ATTLEBORO, Mass. — A run-on sentence went out of control and crashed into a school gym where a basketball lesson was taking place Monday, injuring nine third-grade students.
The incident happened just after 3 p.m. at Jefferson Elementary School. A school spokeswoman said the sentence was being written by a sixth-grader as part of an English lesson. The 12-year-old boy had no previous experience handling complex sentences, sources say.
Authorities are investigating claims by teachers’ union representatives that at the time of the incident the class was being supervised by an unqualified student teacher. In addition, a school board spokesman refused to comment on reports that the regular class teacher had been placed on administrative leave for introducing students to age-inappropriate vocabulary, and encouraging them to experiment with grammar structures that were not part of the authorized sixth-grade curriculum.

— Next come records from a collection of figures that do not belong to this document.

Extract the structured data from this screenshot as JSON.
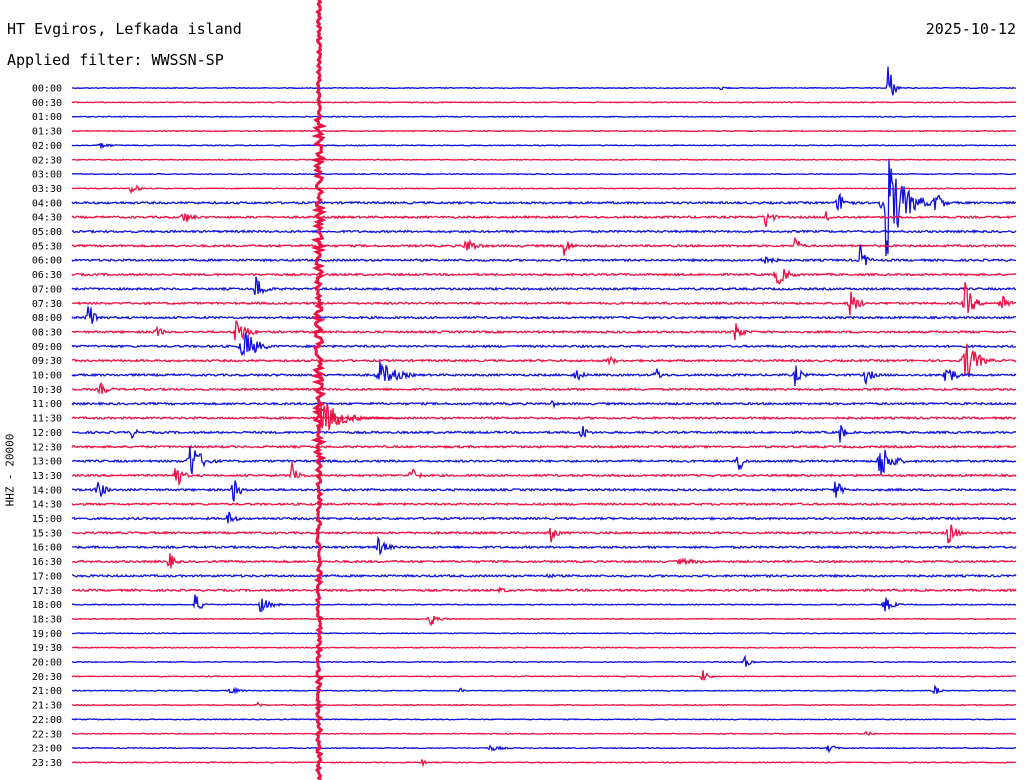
{
  "header": {
    "station": "HT Evgiros, Lefkada island",
    "filter": "Applied filter: WWSSN-SP",
    "date": "2025-10-12"
  },
  "chart_data": {
    "type": "helicorder",
    "channel_label": "HHZ - 20000",
    "row_labels": [
      "00:00",
      "00:30",
      "01:00",
      "01:30",
      "02:00",
      "02:30",
      "03:00",
      "03:30",
      "04:00",
      "04:30",
      "05:00",
      "05:30",
      "06:00",
      "06:30",
      "07:00",
      "07:30",
      "08:00",
      "08:30",
      "09:00",
      "09:30",
      "10:00",
      "10:30",
      "11:00",
      "11:30",
      "12:00",
      "12:30",
      "13:00",
      "13:30",
      "14:00",
      "14:30",
      "15:00",
      "15:30",
      "16:00",
      "16:30",
      "17:00",
      "17:30",
      "18:00",
      "18:30",
      "19:00",
      "19:30",
      "20:00",
      "20:30",
      "21:00",
      "21:30",
      "22:00",
      "22:30",
      "23:00",
      "23:30"
    ],
    "colors": {
      "even_rows": "#1010dd",
      "odd_rows": "#ee1144"
    }
  }
}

Witnesses say the student, who was not injured and whose name is being withheld for legal reasons, may have strung together as many as seven independent clauses, separated only by commas, before losing control of the sentence. Classmates say they had been given only one lesson in the use of coordinating conjunctions, and they had not been taught the proper use of semi-colons, which grammar experts say could have prevented the tragedy.
Massachusetts Teachers Association spokeswoman Celine Cain claims the incident has exposed a culture of cost-cutting and poor management. “Class sizes have been growing, and budgets have been slashed. These kids had to share one copy of ‘Harvey’s Elementary Grammar and Composition’ between two students. Administrators are completely out of touch with what’s going on in classrooms. It was only a matter of time before something like this happened. Hopefully this will be a wake-up call.”
The injured students were taken to nearby Sturdy Memorial Hospital, where all nine are reported to be in fair condition.
An unnamed teacher who was one of the first on the scene told The Dandy Goat: “It was the end of the day, the children and the student teacher were probably tired, there were more than 30 students in the class, there was ink everywhere, children were crying, it was awful.”